The former Dallas police officer, Amber Guyger, has been found guilty of the murder of Botham Jean and could be sentenced up to 99 years in prison.

The case began after Guyger walked into what she thought was her apartment and killed Jean by shooting him in the chest, only to find out later that it wasn’t her apartment at all. According to Guyger, she was exhausted after a long day of work and had mistakenly parked on the wrong floor of her apartment building which is unnumbered.

According to ABC News, the jury was tasked to find whether or not Guyger was guilty of manslaughter or murder. The jury decided on the latter:

The Dallas County jury began deliberations Monday afternoon after prosecutors told them in their closing argument that Guyger made a series of “unreasonable decisions” that cost an innocent man his life. Defense attorneys countered that she made “reasonable” mistakes that led her to resort to lethal force because she believed her life was in jeopardy.

The jury came to its decision after asking for clarification on the definition of manslaughter and a clearer explanation of the Castle Doctrine, a legal protection for a homeowner who uses deadly force inside their home against an intruder.
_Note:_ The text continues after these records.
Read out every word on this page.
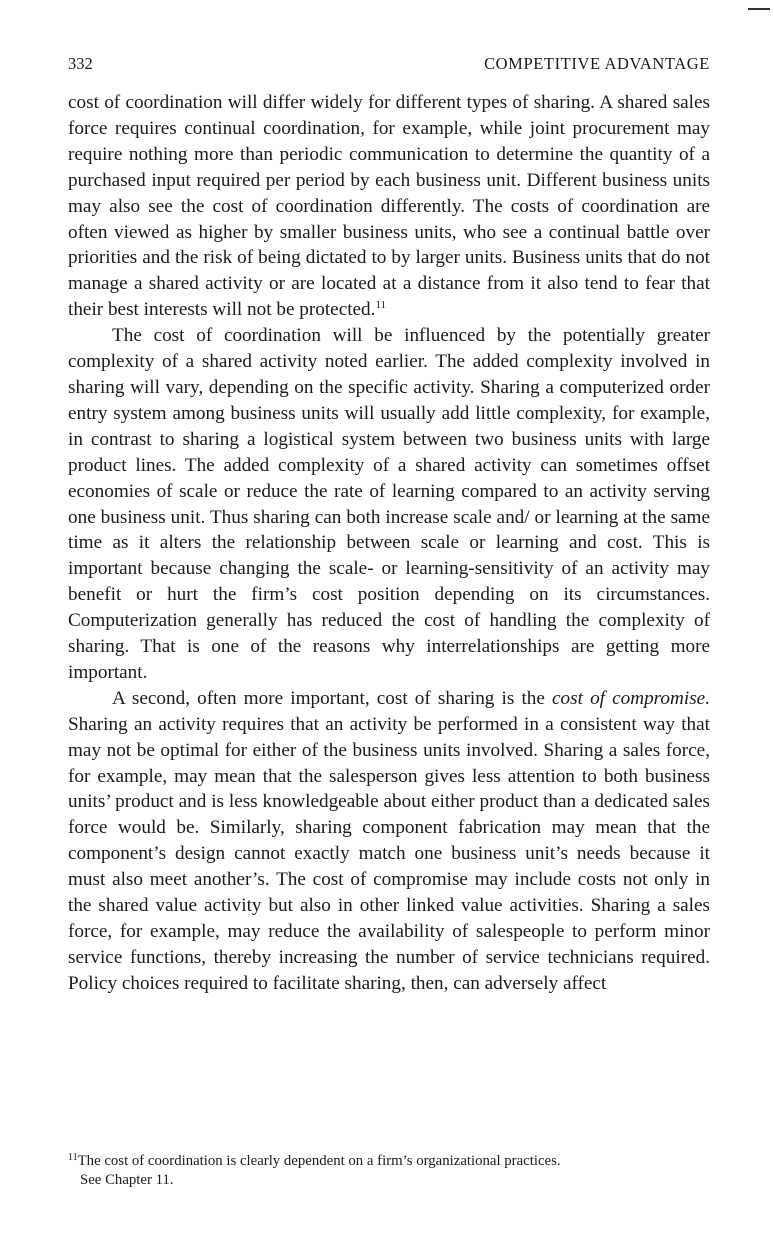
332	COMPETITIVE ADVANTAGE

cost of coordination will differ widely for different types of sharing. A shared sales force requires continual coordination, for example, while joint procurement may require nothing more than periodic communication to determine the quantity of a purchased input required per period by each business unit. Different business units may also see the cost of coordination differently. The costs of coordination are often viewed as higher by smaller business units, who see a continual battle over priorities and the risk of being dictated to by larger units. Business units that do not manage a shared activity or are located at a distance from it also tend to fear that their best interests will not be protected.$^{11}$

The cost of coordination will be influenced by the potentially greater complexity of a shared activity noted earlier. The added complexity involved in sharing will vary, depending on the specific activity. Sharing a computerized order entry system among business units will usually add little complexity, for example, in contrast to sharing a logistical system between two business units with large product lines. The added complexity of a shared activity can sometimes offset economies of scale or reduce the rate of learning compared to an activity serving one business unit. Thus sharing can both increase scale and/ or learning at the same time as it alters the relationship between scale or learning and cost. This is important because changing the scale- or learning-sensitivity of an activity may benefit or hurt the firm’s cost position depending on its circumstances. Computerization generally has reduced the cost of handling the complexity of sharing. That is one of the reasons why interrelationships are getting more important.

A second, often more important, cost of sharing is the cost of compromise. Sharing an activity requires that an activity be performed in a consistent way that may not be optimal for either of the business units involved. Sharing a sales force, for example, may mean that the salesperson gives less attention to both business units’ product and is less knowledgeable about either product than a dedicated sales force would be. Similarly, sharing component fabrication may mean that the component’s design cannot exactly match one business unit’s needs because it must also meet another’s. The cost of compromise may include costs not only in the shared value activity but also in other linked value activities. Sharing a sales force, for example, may reduce the availability of salespeople to perform minor service functions, thereby increasing the number of service technicians required. Policy choices required to facilitate sharing, then, can adversely affect

$^{11}$The cost of coordination is clearly dependent on a firm’s organizational practices.

See Chapter 11.
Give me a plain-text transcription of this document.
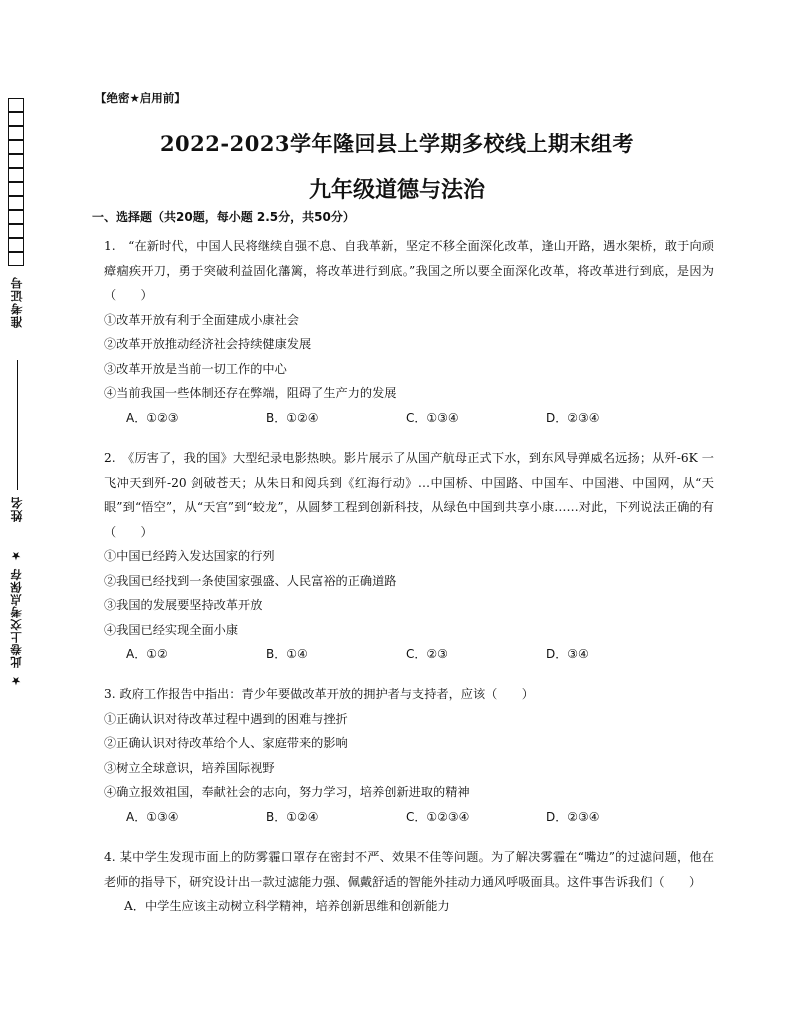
准考证号
姓名
★ 此卷上交考点保存 ★
【绝密★启用前】
2022-2023学年隆回县上学期多校线上期末组考
九年级道德与法治
一、选择题（共20题，每小题 2.5分，共50分）
1.　“在新时代，中国人民将继续自强不息、自我革新，坚定不移全面深化改革，逢山开路，遇水架桥，敢于向顽瘴痼疾开刀，勇于突破利益固化藩篱，将改革进行到底。”我国之所以要全面深化改革，将改革进行到底，是因为（　　）
①改革开放有利于全面建成小康社会
②改革开放推动经济社会持续健康发展
③改革开放是当前一切工作的中心
④当前我国一些体制还存在弊端，阻碍了生产力的发展
A．①②③	B．①②④	C．①③④	D．②③④
2.　《厉害了，我的国》大型纪录电影热映。影片展示了从国产航母正式下水，到东风导弹威名远扬；从歼-6K 一飞冲天到歼-20 剑破苍天；从朱日和阅兵到《红海行动》…中国桥、中国路、中国车、中国港、中国网，从“天眼”到“悟空”，从“天宫”到“蛟龙”，从圆梦工程到创新科技，从绿色中国到共享小康……对此，下列说法正确的有（　　）
①中国已经跨入发达国家的行列
②我国已经找到一条使国家强盛、人民富裕的正确道路
③我国的发展要坚持改革开放
④我国已经实现全面小康
A．①②	B．①④	C．②③	D．③④
3. 政府工作报告中指出：青少年要做改革开放的拥护者与支持者，应该（　　）
①正确认识对待改革过程中遇到的困难与挫折
②正确认识对待改革给个人、家庭带来的影响
③树立全球意识，培养国际视野
④确立报效祖国，奉献社会的志向，努力学习，培养创新进取的精神
A．①③④	B．①②④	C．①②③④	D．②③④
4. 某中学生发现市面上的防雾霾口罩存在密封不严、效果不佳等问题。为了解决雾霾在“嘴边”的过滤问题，他在老师的指导下，研究设计出一款过滤能力强、佩戴舒适的智能外挂动力通风呼吸面具。这件事告诉我们（　　）
A．中学生应该主动树立科学精神，培养创新思维和创新能力
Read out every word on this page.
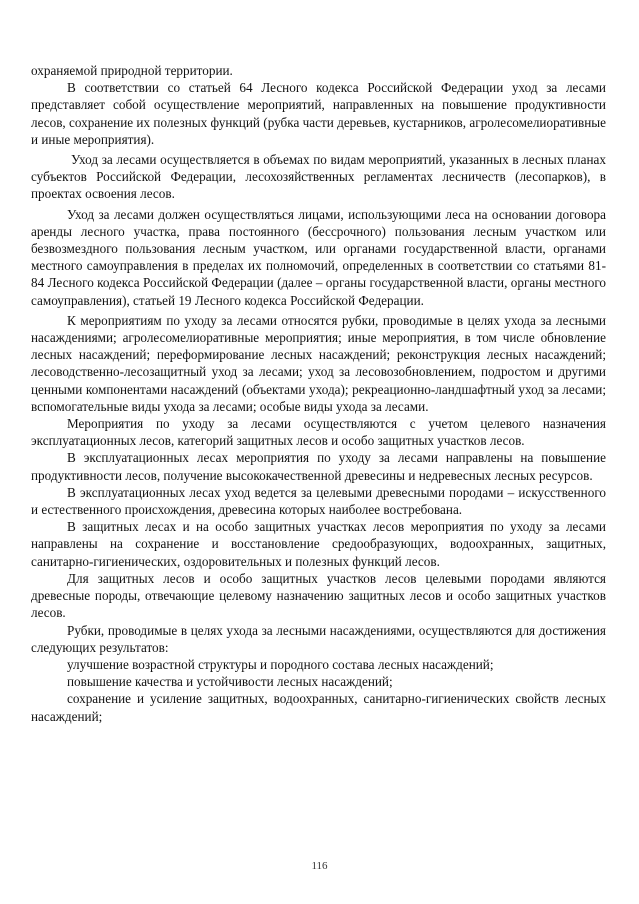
охраняемой природной территории.

В соответствии со статьей 64 Лесного кодекса Российской Федерации уход за лесами представляет собой осуществление мероприятий, направленных на повышение продуктивности лесов, сохранение их полезных функций (рубка части деревьев, кустарников, агролесомелиоративные и иные мероприятия).

Уход за лесами осуществляется в объемах по видам мероприятий, указанных в лесных планах субъектов Российской Федерации, лесохозяйственных регламентах лесничеств (лесопарков), в проектах освоения лесов.

Уход за лесами должен осуществляться лицами, использующими леса на основании договора аренды лесного участка, права постоянного (бессрочного) пользования лесным участком или безвозмездного пользования лесным участком, или органами государственной власти, органами местного самоуправления в пределах их полномочий, определенных в соответствии со статьями 81-84 Лесного кодекса Российской Федерации (далее – органы государственной власти, органы местного самоуправления), статьей 19 Лесного кодекса Российской Федерации.

К мероприятиям по уходу за лесами относятся рубки, проводимые в целях ухода за лесными насаждениями; агролесомелиоративные мероприятия; иные мероприятия, в том числе обновление лесных насаждений; переформирование лесных насаждений; реконструкция лесных насаждений; лесоводственно-лесозащитный уход за лесами; уход за лесовозобновлением, подростом и другими ценными компонентами насаждений (объектами ухода); рекреационно-ландшафтный уход за лесами; вспомогательные виды ухода за лесами; особые виды ухода за лесами.

Мероприятия по уходу за лесами осуществляются с учетом целевого назначения эксплуатационных лесов, категорий защитных лесов и особо защитных участков лесов.

В эксплуатационных лесах мероприятия по уходу за лесами направлены на повышение продуктивности лесов, получение высококачественной древесины и недревесных лесных ресурсов.

В эксплуатационных лесах уход ведется за целевыми древесными породами – искусственного и естественного происхождения, древесина которых наиболее востребована.

В защитных лесах и на особо защитных участках лесов мероприятия по уходу за лесами направлены на сохранение и восстановление средообразующих, водоохранных, защитных, санитарно-гигиенических, оздоровительных и полезных функций лесов.

Для защитных лесов и особо защитных участков лесов целевыми породами являются древесные породы, отвечающие целевому назначению защитных лесов и особо защитных участков лесов.

Рубки, проводимые в целях ухода за лесными насаждениями, осуществляются для достижения следующих результатов:

улучшение возрастной структуры и породного состава лесных насаждений;

повышение качества и устойчивости лесных насаждений;

сохранение и усиление защитных, водоохранных, санитарно-гигиенических свойств лесных насаждений;

116
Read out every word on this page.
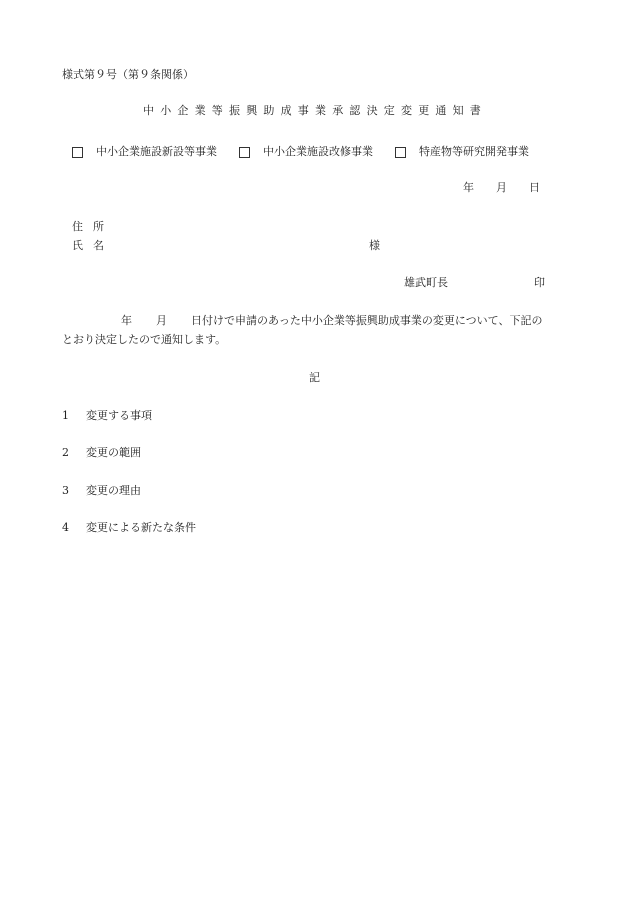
様式第９号（第９条関係）
中小企業等振興助成事業承認決定変更通知書
中小企業施設新設等事業	中小企業施設改修事業	特産物等研究開発事業
年 月 日
住所
氏名	様
雄武町長	印
年 月 日付けで申請のあった中小企業等振興助成事業の変更について、下記の
とおり決定したので通知します。
記
1 変更する事項
2 変更の範囲
3 変更の理由
4 変更による新たな条件
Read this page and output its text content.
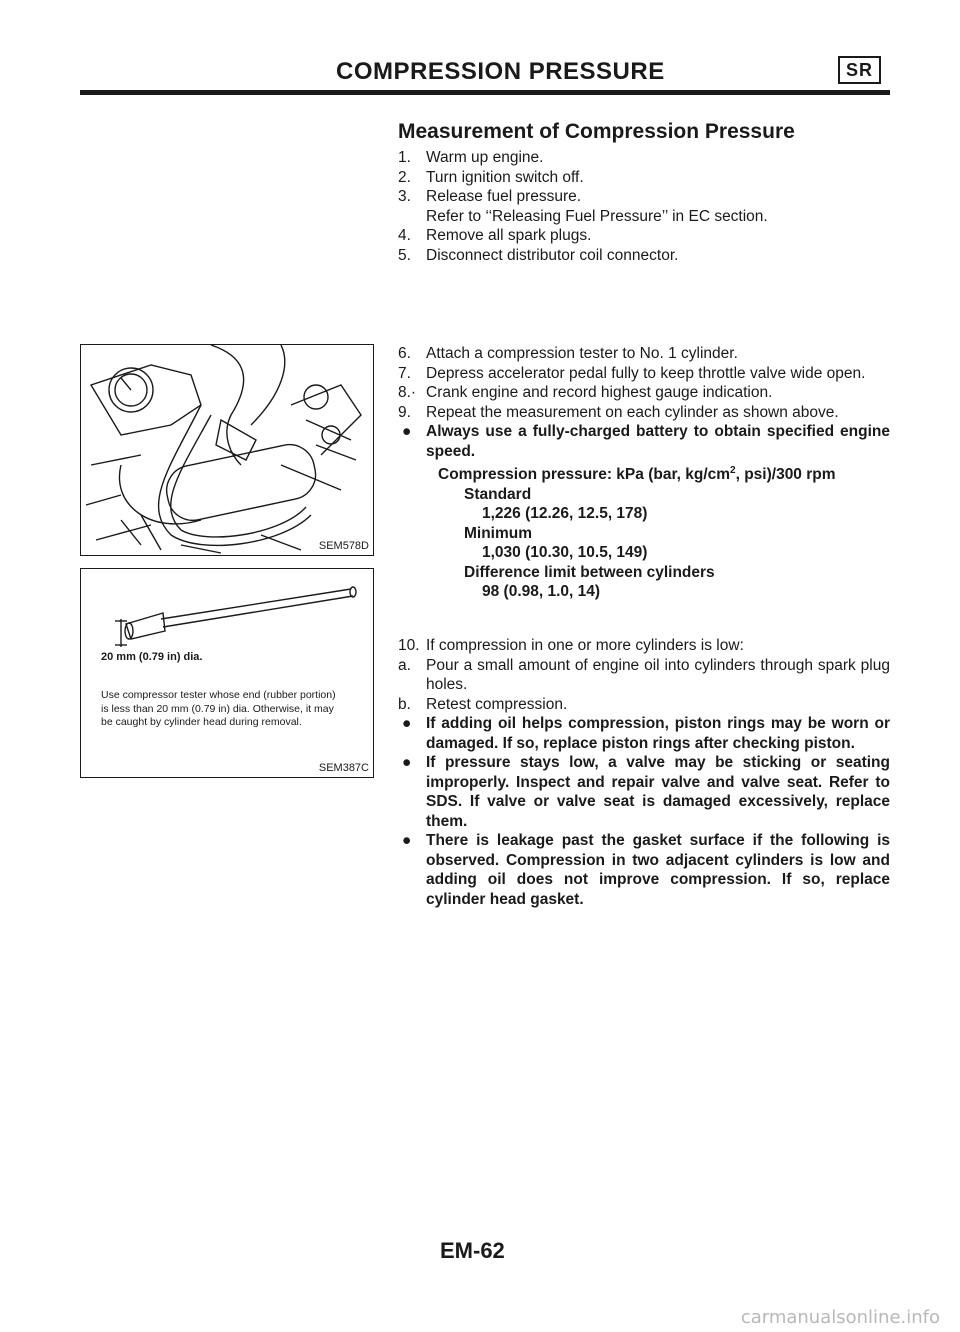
COMPRESSION PRESSURE	SR
Measurement of Compression Pressure
1. Warm up engine.
2. Turn ignition switch off.
3. Release fuel pressure.
Refer to ‘‘Releasing Fuel Pressure’’ in EC section.
4. Remove all spark plugs.
5. Disconnect distributor coil connector.
6. Attach a compression tester to No. 1 cylinder.
7. Depress accelerator pedal fully to keep throttle valve wide open.
8.· Crank engine and record highest gauge indication.
9. Repeat the measurement on each cylinder as shown above.
● Always use a fully-charged battery to obtain specified engine speed.
Compression pressure: kPa (bar, $kg/cm^2$, psi)/300 rpm
Standard
1,226 (12.26, 12.5, 178)
Minimum
1,030 (10.30, 10.5, 149)
Difference limit between cylinders
98 (0.98, 1.0, 14)
10. If compression in one or more cylinders is low:
a. Pour a small amount of engine oil into cylinders through spark plug holes.
b. Retest compression.
● If adding oil helps compression, piston rings may be worn or damaged. If so, replace piston rings after checking piston.
● If pressure stays low, a valve may be sticking or seating improperly. Inspect and repair valve and valve seat. Refer to SDS. If valve or valve seat is damaged excessively, replace them.
● There is leakage past the gasket surface if the following is observed. Compression in two adjacent cylinders is low and adding oil does not improve compression. If so, replace cylinder head gasket.
SEM578D
20 mm (0.79 in) dia.
Use compressor tester whose end (rubber portion) is less than 20 mm (0.79 in) dia. Otherwise, it may be caught by cylinder head during removal.
SEM387C
EM-62
carmanualsonline.info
Guyger’s defense team attempted to use the Castle Doctrine, which is similar to Florida’s “stand your ground” law, as a defense, arguing that while she was in the wrong apartment, in her mind she believed she was in her own unit, which was a floor below Jean’s. The prosecution countered that the Castle Doctrine did not apply in the case.

Arguments have already begun appearing on the internet as to whether or not Guyger should have been charged with murder, as according to testimony, there was zero premeditation and Guyger shot Jean purely out of what she thought was self-defense.

It shouldn’t be overlooked that this particular case had, as Ed Morrisey of Hot Air put it, a ton of baggage around it:

The case had a ton of baggage surrounding it — police shootings, race relations, the castle-doctrine issue, and more. The politics of those issues will likely get injected again into the sentencing of Guyger, who might get as little as five years, as noted above. Given her lack of criminal record and lack of criminal intent in this case, I’d expect the judge to go light, perhaps more in line with a manslaughter verdict. If she does, though, there will be a lot of people who will wonder whether Guyger gets mercy for being white, being a cop, or being a white cop. Those questions will not disappear with this verdict.

In fact, if Guyger does get off with a light sentence, it’s likely relations between police and the nation will worsen significantly. Hopefully, this won’t pressure the judge to use a harsher sentence than should be used, but no matter how you slice it, this likely won’t have a decent ending.